Some of the best:

Abelia 'Pinky Bells'. Abelias, once quite dull plants, have come a long way! This is a fairly new plant, with some of the largest flowers on any abelia. In my experience, it starts blooming in the fall, making it most unusual, and it covers itself in bells. Full sun to part shade, it has red new growth. It is a zone 6 plant, so it will need protection in a cold winter, but if you want a plant that blooms from mid-summer to fall, and is deer resistant, this is the plant you want! It has been in garden centers for a couple of years, and can be ordered on line from various sources. The mature size is only about two feet high, and I can attest that it is great in a pot, growing into a beautiful mound.

Clethra alnifolia 'Caleb' Vanilla Spice. This is a newer form of summer sweet, a native shrub, with exceptionally fragrant flowers that are 50% larger than the standard clethra, and it blooms in late summer. Very few shrubs do that. The foliage is deep green, and it is another with gold fall color.
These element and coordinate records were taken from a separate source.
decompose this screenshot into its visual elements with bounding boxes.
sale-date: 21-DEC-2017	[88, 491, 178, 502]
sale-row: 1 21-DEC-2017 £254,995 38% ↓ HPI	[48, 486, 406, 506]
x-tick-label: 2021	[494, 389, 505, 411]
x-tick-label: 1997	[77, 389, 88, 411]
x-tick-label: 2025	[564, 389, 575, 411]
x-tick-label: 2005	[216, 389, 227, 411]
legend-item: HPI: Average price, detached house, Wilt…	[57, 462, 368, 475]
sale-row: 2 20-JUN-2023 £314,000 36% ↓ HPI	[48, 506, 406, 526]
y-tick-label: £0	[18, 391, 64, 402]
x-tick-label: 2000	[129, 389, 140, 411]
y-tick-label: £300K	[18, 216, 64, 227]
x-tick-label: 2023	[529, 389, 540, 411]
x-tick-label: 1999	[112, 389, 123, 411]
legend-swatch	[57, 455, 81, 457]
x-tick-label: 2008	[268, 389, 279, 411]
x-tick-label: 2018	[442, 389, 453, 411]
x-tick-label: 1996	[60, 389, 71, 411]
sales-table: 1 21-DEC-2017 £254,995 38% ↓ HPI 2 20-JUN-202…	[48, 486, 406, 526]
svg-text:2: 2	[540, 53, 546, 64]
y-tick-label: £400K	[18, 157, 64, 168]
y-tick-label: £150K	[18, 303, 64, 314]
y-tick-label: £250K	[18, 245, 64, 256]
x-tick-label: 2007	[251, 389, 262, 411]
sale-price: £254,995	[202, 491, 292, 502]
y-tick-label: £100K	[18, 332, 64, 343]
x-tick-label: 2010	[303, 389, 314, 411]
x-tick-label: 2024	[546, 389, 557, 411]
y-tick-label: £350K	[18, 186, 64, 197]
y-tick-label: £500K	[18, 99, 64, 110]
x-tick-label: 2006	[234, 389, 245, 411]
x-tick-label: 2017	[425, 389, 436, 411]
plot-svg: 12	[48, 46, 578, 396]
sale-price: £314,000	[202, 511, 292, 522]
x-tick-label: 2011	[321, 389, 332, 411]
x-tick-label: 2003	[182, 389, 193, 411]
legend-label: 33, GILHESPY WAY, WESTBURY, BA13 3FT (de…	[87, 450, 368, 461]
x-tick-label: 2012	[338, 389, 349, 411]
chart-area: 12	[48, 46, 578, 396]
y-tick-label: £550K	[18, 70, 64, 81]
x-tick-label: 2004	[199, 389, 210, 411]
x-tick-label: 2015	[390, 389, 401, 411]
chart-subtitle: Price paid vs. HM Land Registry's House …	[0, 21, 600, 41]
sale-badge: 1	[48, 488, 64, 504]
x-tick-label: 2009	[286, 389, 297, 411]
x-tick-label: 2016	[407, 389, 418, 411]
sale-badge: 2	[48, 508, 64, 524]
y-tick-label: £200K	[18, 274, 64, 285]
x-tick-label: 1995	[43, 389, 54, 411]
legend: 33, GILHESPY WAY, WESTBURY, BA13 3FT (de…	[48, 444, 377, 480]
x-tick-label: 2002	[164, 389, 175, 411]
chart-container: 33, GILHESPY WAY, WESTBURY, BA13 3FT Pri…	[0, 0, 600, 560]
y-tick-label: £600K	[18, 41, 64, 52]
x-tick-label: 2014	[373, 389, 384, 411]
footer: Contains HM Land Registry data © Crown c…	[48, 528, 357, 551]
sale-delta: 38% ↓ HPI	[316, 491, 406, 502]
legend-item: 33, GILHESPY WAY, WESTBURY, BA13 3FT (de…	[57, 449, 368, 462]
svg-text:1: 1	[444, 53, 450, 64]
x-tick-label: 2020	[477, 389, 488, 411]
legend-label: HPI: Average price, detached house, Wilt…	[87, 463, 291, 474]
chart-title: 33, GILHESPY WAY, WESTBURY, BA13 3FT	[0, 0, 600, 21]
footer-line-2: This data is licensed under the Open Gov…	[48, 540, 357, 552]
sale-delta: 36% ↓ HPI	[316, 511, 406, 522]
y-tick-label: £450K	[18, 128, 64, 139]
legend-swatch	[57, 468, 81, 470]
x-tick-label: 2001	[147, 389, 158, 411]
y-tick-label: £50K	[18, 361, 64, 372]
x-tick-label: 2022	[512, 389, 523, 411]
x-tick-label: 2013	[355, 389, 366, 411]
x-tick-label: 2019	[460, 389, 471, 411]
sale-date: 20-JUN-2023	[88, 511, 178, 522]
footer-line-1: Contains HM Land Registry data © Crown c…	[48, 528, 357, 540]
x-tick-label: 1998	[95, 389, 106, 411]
This one flourishes in full but also in quite a bit of shade. An excellent all round performer. This is the largest of my recommendations, because while half the size of the species, it is still 3 to 6 feet tall but has the bonus of flowers twice the size of the species, at 10 to 12 inches long. This one does prefer acid soil.

Comanthospace japonica 'Golden Angel' is a non-aggressive Japanese mint relative, sometimes referred to as Japanese Shrub Mint. It jumps out of the shade with golden leaves and white bottlebrush flowers, the latter appearing in summer and fall. Completely winter hardy in zone 5a, I find that it does like moisture, but it really shines in the shade bed, but can take sun as well. It completely lights up the shade garden, and is readily available by mail order. Three feet tall by three feet wide, it is a beautiful companion for hostas or shade loving hydrangeas.

Deutzia gracilis 'Duncan' Chardonnay Pearls. This is a plant from a few years back (it was on Garden Design’s "Way Hot 100" list in 2006, but not often seen in yards despite its east of culture and multiple seasons of interest. It produces tiny buds in April, followed by gorgeous fluffy white flowers in June, and then it displays stunning lime yellow fall color. And size? Here it is under a pink PJM rhododendron. The perfect small plant. The one in the picture is a mature plant. Completely hardy in zone 5a.

You are probably familiar with Fothergilla gardenii, but it’s such a great plant that I must include it. It is a shrub that can take full sun to full shade, although fall color is more vibrant with some sun. The height and width is 2-3 feet, with similar width, and it is a slowly suckering plant with fragrant bottlebrush flowers in spring and dazzling red, orange and yellow color in the fall. I found that the plant responds well to a bit of acidification, but after that requires little to no care.

The PJM rhododendron is a wonderful plant for cold climate growers. Evergreen, it blooms in very early spring with magenta pink flowers. There is one in my yard that is 30 plus years old, and the previous owners did nothing but prune it. Despite the fact that it is commonly believed to be a part shade plant, mine is on the south side of my property, being used as a foundation plant in full sun. Mild acidification and a little water just make the plant more spectacular. The only problem is the size. A height and spread of three to seven feet is too much for many yards, although it is amenable to pruning. But that problem has been solved with the development of ‘Checkmate’ which resembles it but is only three feet in height. Like PJM, it blooms in early spring with magenta pink flowers. It has small leaves that, like its big sister, are an attractive olive green and copper colored in the winter.

Lastly, I must sing the praises of the oakleaf hydrangea. Spring flowers, fall color and exfoliating bark; who could ask for more? And now there are multiple small varieties. I own Hydrangea quercifolia 'Pee Wee' and 'Sykes Dwarf'. The United States National Arboretum, in 2011, introduced 'Ruby Slippers', a cross between 'Snow Queen' and 'Pee Wee'. It is thusly names because the flowers start as a creamy white, turn to pale pink and then deepen to rose. It is three feet high and about five feet wide, with 9 inch upright flowers. Also introduced in that year was ‘Munchkin’, which grows three feet high and four feet wide, with white flowers aging to pink. The only caveat for this plant is that, in zone 5, it should be wrapped in burlap to avoid the loss of the flowers in the spring.

With these shrubs you will have color in your garden from early spring through fall.